The first contact with the tax authorities regarding an issue in fact marks the start of proceedings. The course of those proceedings will differ on a case by case basis. Potentially, you may be facing negotiations, an information decision (Section 52a, General State Taxes Act), inspection of the file (Sections 7:4 and 8:29, General Administrative Law Act), the allocation of the burden of proof, but also the reversal and increase of the burden of proof (Sections 27e and 52a, General State Taxes Act), hearings of witnesses (Section 8:60, General Administrative Law Act), time limits (Section 6:7 in conjunction with Section 6:8, General Administrative Law Act, and Section 26c, General State Taxes Act) or the position to be taken.

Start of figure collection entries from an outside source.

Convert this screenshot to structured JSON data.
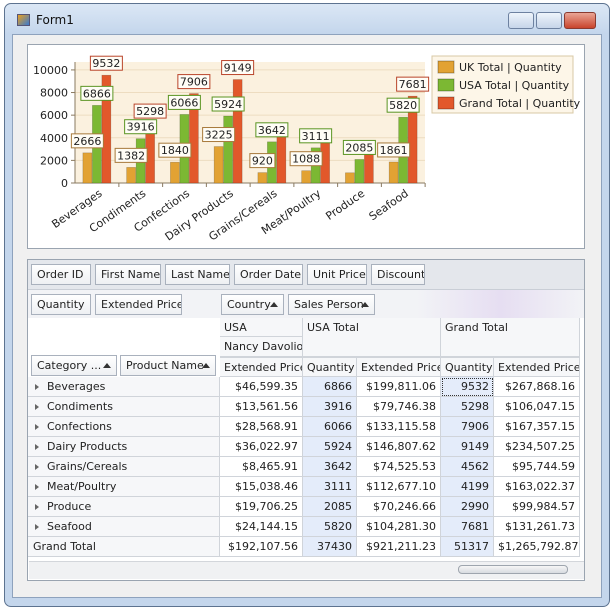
{
  "window": {
    "title": "Form1"
  },
  "chart_data": {
    "type": "bar",
    "categories": [
      "Beverages",
      "Condiments",
      "Confections",
      "Dairy Products",
      "Grains/Cereals",
      "Meat/Poultry",
      "Produce",
      "Seafood"
    ],
    "series": [
      {
        "name": "UK Total | Quantity",
        "color": "#e2a233",
        "values": [
          2666,
          1382,
          1840,
          3225,
          920,
          1088,
          905,
          1861
        ],
        "value_labels": [
          "2666",
          "1382",
          "1840",
          "3225",
          "920",
          "1088",
          null,
          "1861"
        ]
      },
      {
        "name": "USA Total | Quantity",
        "color": "#7cb833",
        "values": [
          6866,
          3916,
          6066,
          5924,
          3642,
          3111,
          2085,
          5820
        ],
        "value_labels": [
          "6866",
          "3916",
          "6066",
          "5924",
          "3642",
          "3111",
          "2085",
          "5820"
        ]
      },
      {
        "name": "Grand Total | Quantity",
        "color": "#e2582b",
        "values": [
          9532,
          5298,
          7906,
          9149,
          4562,
          4199,
          2990,
          7681
        ],
        "value_labels": [
          "9532",
          "5298",
          "7906",
          "9149",
          null,
          null,
          null,
          "7681"
        ]
      }
    ],
    "ylim": [
      0,
      10700
    ],
    "yticks": [
      0,
      2000,
      4000,
      6000,
      8000,
      10000
    ],
    "grid": true,
    "legend": "right"
  },
  "pivot": {
    "filter_fields": [
      "Order ID",
      "First Name",
      "Last Name",
      "Order Date",
      "Unit Price",
      "Discount"
    ],
    "data_fields": [
      "Quantity",
      "Extended Price"
    ],
    "column_fields": [
      "Country",
      "Sales Person"
    ],
    "row_fields": [
      "Category ...",
      "Product Name"
    ],
    "column_headers": {
      "country": "USA",
      "sales_person": "Nancy Davolio",
      "country_total": "USA Total",
      "grand_total": "Grand Total",
      "measures": [
        "Extended Price",
        "Quantity",
        "Extended Price",
        "Quantity",
        "Extended Price"
      ]
    },
    "rows": [
      {
        "label": "Beverages",
        "cells": [
          "$46,599.35",
          "6866",
          "$199,811.06",
          "9532",
          "$267,868.16"
        ]
      },
      {
        "label": "Condiments",
        "cells": [
          "$13,561.56",
          "3916",
          "$79,746.38",
          "5298",
          "$106,047.15"
        ]
      },
      {
        "label": "Confections",
        "cells": [
          "$28,568.91",
          "6066",
          "$133,115.58",
          "7906",
          "$167,357.15"
        ]
      },
      {
        "label": "Dairy Products",
        "cells": [
          "$36,022.97",
          "5924",
          "$146,807.62",
          "9149",
          "$234,507.25"
        ]
      },
      {
        "label": "Grains/Cereals",
        "cells": [
          "$8,465.91",
          "3642",
          "$74,525.53",
          "4562",
          "$95,744.59"
        ]
      },
      {
        "label": "Meat/Poultry",
        "cells": [
          "$15,038.46",
          "3111",
          "$112,677.10",
          "4199",
          "$163,022.37"
        ]
      },
      {
        "label": "Produce",
        "cells": [
          "$19,706.25",
          "2085",
          "$70,246.66",
          "2990",
          "$99,984.57"
        ]
      },
      {
        "label": "Seafood",
        "cells": [
          "$24,144.15",
          "5820",
          "$104,281.30",
          "7681",
          "$131,261.73"
        ]
      }
    ],
    "grand_total": {
      "label": "Grand Total",
      "cells": [
        "$192,107.56",
        "37430",
        "$921,211.23",
        "51317",
        "$1,265,792.87"
      ]
    }
  }
}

Litigation is like a game of chess. We have the requisite knowledge and experience to appraise your risks and likelihood of success, and to determine the strategy in tandem with you, aiming to represent your interests in the best possible way during the proceedings. Where needed, we’ll take litigation to the cutting edge, whether it be in writing or in court.
However, in our view, a – threatening – conflict situation does not have to end in litigation. Litigation is not a goal in itself. We never cease to focus on your interests and the best possible result for you, which may well be a solution reached out of court, for instance in the form of a settlement or tax ruling. In other words, the attorneys of Hertoghs are also excellent negotiators, with the requisite experience gained with the settlement of disputes on the basis of tax mediation.